A ex-assessora parlamentar Gardênia Morais, que denunciou um suposto esquema de “rachadinha” no gabinete do deputado federal Mario Frias (PL-SP), recebeu cerca de R$ 237 mil da Câmara dos Deputados enquanto manteve vínculo funcional com o parlamentar. Ela trabalhou no gabinete entre fevereiro de 2023 e maio de 2024.
Somente em salário líquido, Gardênia recebeu R$ 183,6 mil no período. Auxílios, gratificação natalina e vantagens indenizatórias somam pouco mais de R$ 53 mil, segundo levantamento feito com base na folha de pagamento disponibilizada pela Câmara dos Deputados.
O caso foi revelado pelo g1, que teve acesso a comprovantes de pagamento e extratos bancários. Os documentos indicam que Gardênia devolveu parte do salário ao então chefe de gabinete de Frias, Raphael Azevedo, e a parentes dele, além de pagar despesas familiares do deputado.
Um dos comprovantes mostra um PIX de R$ 1 mil enviado à mãe de Mario Frias, Maria Lucia Frias, em janeiro de 2024. A reportagem também reproduziu um comprovante de pagamento de cartão de crédito de Juliana Frias, esposa do parlamentar, no valor de R$ 4.832,32.
Gardênia afirmou que outras pessoas do gabinete também teriam devolvido parte dos salários. Além dos repasses, a ex-funcionária disse ter contraído cinco empréstimos consignados e declarou que parte dos valores teria sido transferida ao então chefe de gabinete.

Após a denúncia, o PSOL apresentou, na terça-feira (26), uma representação por quebra de decoro parlamentar contra Mario Frias e pediu a cassação do mandato do deputado. Parlamentares do PT também acionaram a Procuradoria-Geral da República (PGR) contra o ex-secretário de Cultura do governo Jair Bolsonaro.

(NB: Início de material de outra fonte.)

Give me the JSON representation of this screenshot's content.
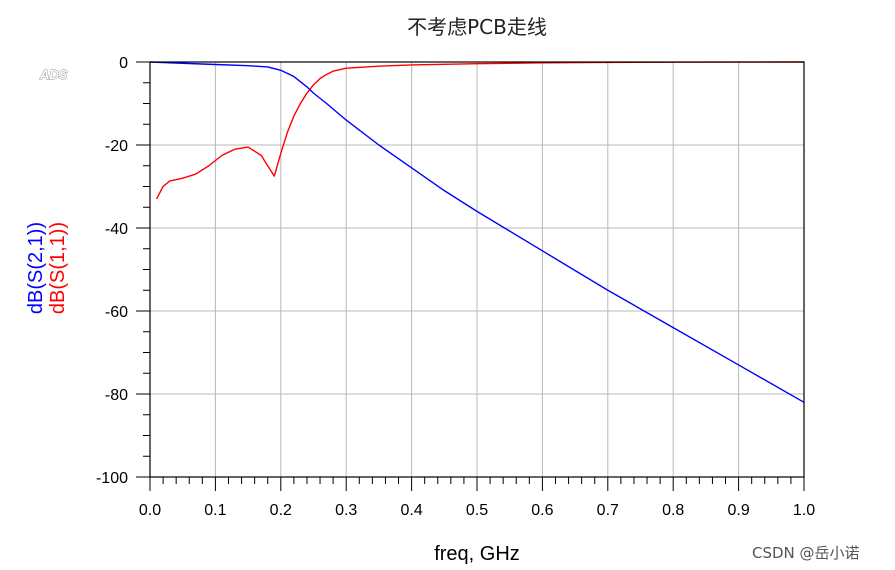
{
  "chart_data": {
    "type": "line",
    "title": "不考虑PCB走线",
    "xlabel": "freq, GHz",
    "ylabels": [
      "dB(S(2,1))",
      "dB(S(1,1))"
    ],
    "xlim": [
      0.0,
      1.0
    ],
    "ylim": [
      -100,
      0
    ],
    "xticks": [
      "0.0",
      "0.1",
      "0.2",
      "0.3",
      "0.4",
      "0.5",
      "0.6",
      "0.7",
      "0.8",
      "0.9",
      "1.0"
    ],
    "yticks": [
      "0",
      "-20",
      "-40",
      "-60",
      "-80",
      "-100"
    ],
    "grid": true,
    "series": [
      {
        "name": "dB(S(2,1))",
        "color": "#0000ff",
        "x": [
          0.0,
          0.05,
          0.1,
          0.15,
          0.18,
          0.2,
          0.22,
          0.24,
          0.25,
          0.27,
          0.3,
          0.35,
          0.4,
          0.45,
          0.5,
          0.6,
          0.7,
          0.8,
          0.9,
          1.0
        ],
        "y": [
          0.0,
          -0.3,
          -0.6,
          -0.9,
          -1.2,
          -2.0,
          -3.5,
          -6.0,
          -7.5,
          -10.0,
          -14.0,
          -20.0,
          -25.5,
          -31.0,
          -36.0,
          -45.5,
          -55.0,
          -64.0,
          -73.0,
          -82.0
        ]
      },
      {
        "name": "dB(S(1,1))",
        "color": "#ff0000",
        "x": [
          0.01,
          0.02,
          0.03,
          0.05,
          0.07,
          0.09,
          0.11,
          0.13,
          0.15,
          0.17,
          0.18,
          0.19,
          0.2,
          0.21,
          0.22,
          0.23,
          0.24,
          0.25,
          0.26,
          0.27,
          0.28,
          0.3,
          0.35,
          0.4,
          0.5,
          0.6,
          0.7,
          0.8,
          0.9,
          1.0
        ],
        "y": [
          -33.0,
          -30.0,
          -28.7,
          -28.0,
          -27.0,
          -25.0,
          -22.5,
          -21.0,
          -20.5,
          -22.5,
          -25.0,
          -27.5,
          -22.0,
          -17.0,
          -13.0,
          -10.0,
          -7.5,
          -5.5,
          -4.0,
          -3.0,
          -2.2,
          -1.5,
          -1.0,
          -0.7,
          -0.4,
          -0.2,
          -0.1,
          -0.05,
          -0.02,
          0.0
        ]
      }
    ]
  },
  "labels": {
    "ads": "ADS",
    "watermark": "CSDN @岳小诺"
  }
}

A PGR recebeu ainda uma representação do deputado federal Chico Alencar (PSOL-RJ), que pede investigação de Frias por suspeita de prática de “rachadinha” em seu gabinete. O pedido cita as reportagens que apontam transferências feitas por Gardênia ao então chefe de gabinete e pagamentos ligados a familiares do parlamentar.
Na representação, Chico Alencar afirma que os fatos podem indicar peculato, concussão, corrupção passiva, lavagem de dinheiro e organização criminosa. Segundo o documento, Gardênia teria devolvido parte do salário recebido como assessora parlamentar “todos os meses”.
“Os documentos obtidos pelo g1 demonstram que, entre fevereiro de 2023 e março de 2024, Gardênia realizou transferências que totalizam R$ 35.116 em favor do então chefe de gabinete Raphael Azevedo, de sua ex-esposa e de outra parente, sempre em datas próximas ao recebimento da remuneração”, afirmou Chico Alencar.
A peça também sustenta que o uso de verba de gabinete para bancar despesas privadas ou alimentar devoluções salariais representaria “grave desvio de finalidade na aplicação de recursos públicos”.
O deputado pede que a PGR abra procedimento preliminar, solicite documentos à Câmara, colha depoimentos e avalie eventual pedido de inquérito no Supremo Tribunal Federal (STF), já que Frias tem foro privilegiado.